Our sapient brains have the ability to monitor our own actions and thoughts, and even our own plans, aspirations, and beliefs. We can do this because there is a higher-level action selection function that monitors our long-term being and is set to generate such (existential) questions as a prod back to FOC. The latter then acts on our behavior — for example we may be driven to seek answers or to learn more about the wider world. We humans are the product of evolution continuing to elaborate a simple theme: map situations to actions and then monitor the results for goodness or badness, first in real-time, then in short-period time (tactical) where the situation is the product of the real-time system, and then in longer-period time (strategic) where the situation is the long-term performance of the tactical system. The latter come in the form of narratives or sequences of abstract representations.
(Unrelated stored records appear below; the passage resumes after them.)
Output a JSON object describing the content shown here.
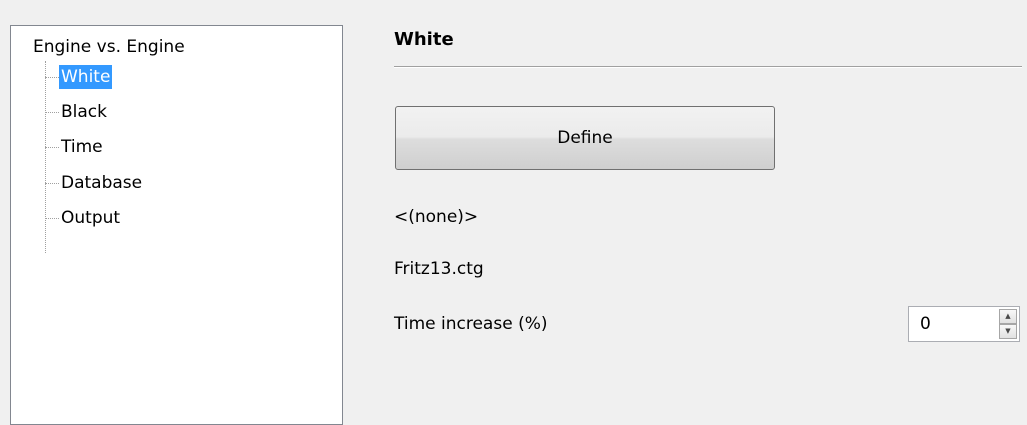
{
  "tree": {
    "root": "Engine vs. Engine",
    "items": [
      {
        "label": "White",
        "selected": true
      },
      {
        "label": "Black"
      },
      {
        "label": "Time"
      },
      {
        "label": "Database"
      },
      {
        "label": "Output"
      }
    ]
  },
  "section": {
    "title": "White"
  },
  "define_button": {
    "label": "Define"
  },
  "engine_text": "<(none)>",
  "book_text": "Fritz13.ctg",
  "time_increase": {
    "label": "Time increase (%)",
    "value": "0"
  },
  "icons": {
    "spin_up": "up-arrow",
    "spin_down": "down-arrow"
  },
  "colors": {
    "selection": "#3399ff",
    "window_bg": "#f0f0f0"
  }
}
Many such narratives taken together form stories. And many stories accumulate over ones lifetime. More importantly all stories share some common attributes such as plots and themes. These latter considerations are yet higher level abstractions. And it is these abstractions that are tucked away in tacit knowledge, ready to be called upon to use for guidance in making decisions in real-life stories that unfold before us. We come at last to wisdom. All of the abstract story lines capture all of the essential elements of how to live, what happens when such-and-such takes place, who (what character type like protagonist) should do what and when. The wise (sapient) person has aggregated many of life's stories in their abstract form and has access to their internal logic as part of that tacit knowledge that builds up over a lifetime of experiencing the specific stories embroiling specific real people.
The wise person is forever evaluating their own thoughts, indeed their whole mind. Often this is done subconsciously (the FOC system can do what it has to do according to what is happening in the immediate environment but the SOC is free to wander). But just as often the sapient being is observing their own thoughts consciously and attempting to evaluate the goodness or badness as part of a life-long attempt to produce moral thinking for the biggest story of all.
Thus, I think sapience and second order consciousness go hand-in-hand. They are just different aspects of the same mental phenomenon. I would expect, too, that the level of sapience has a great deal to do with the 'level' of consciousness. Wiser people are more conscious of both the world and themselves. And people who have the mental competence to be more conscious of themselves and the world as they mature become wiser with age.
One day I shall have to write this all up in greater detail.
[EDIT: 6/29/2010. I thought I would add this diagram as sort of another view of the brain's architecture with respect to operational, tactical (and logistical), and strategic control. The "eye balls" (kind of hoaky I know) represent the monitoring function of the next layer in the hierarchy. Think of each higher layer as an "observer" of the one below. The strategic layer is the last one on the right. This is primarily the job of the prefrontal cortex with the BA10 patch acting to "organize" and integrate everything. The black thick arrows providing recurrent feedback to prior levels (motor program, sequences, and narrative) are the higher level abstractions mentioned above. The narrative is the language stream of what is happening and other "thoughts" that loops back through the strategic controller's observation of the tactical level to produce the stream of consciousness (phenomenological experience). The aggregate of narratives form abstract representations we call stories as part of tacit knowledge (strategic models).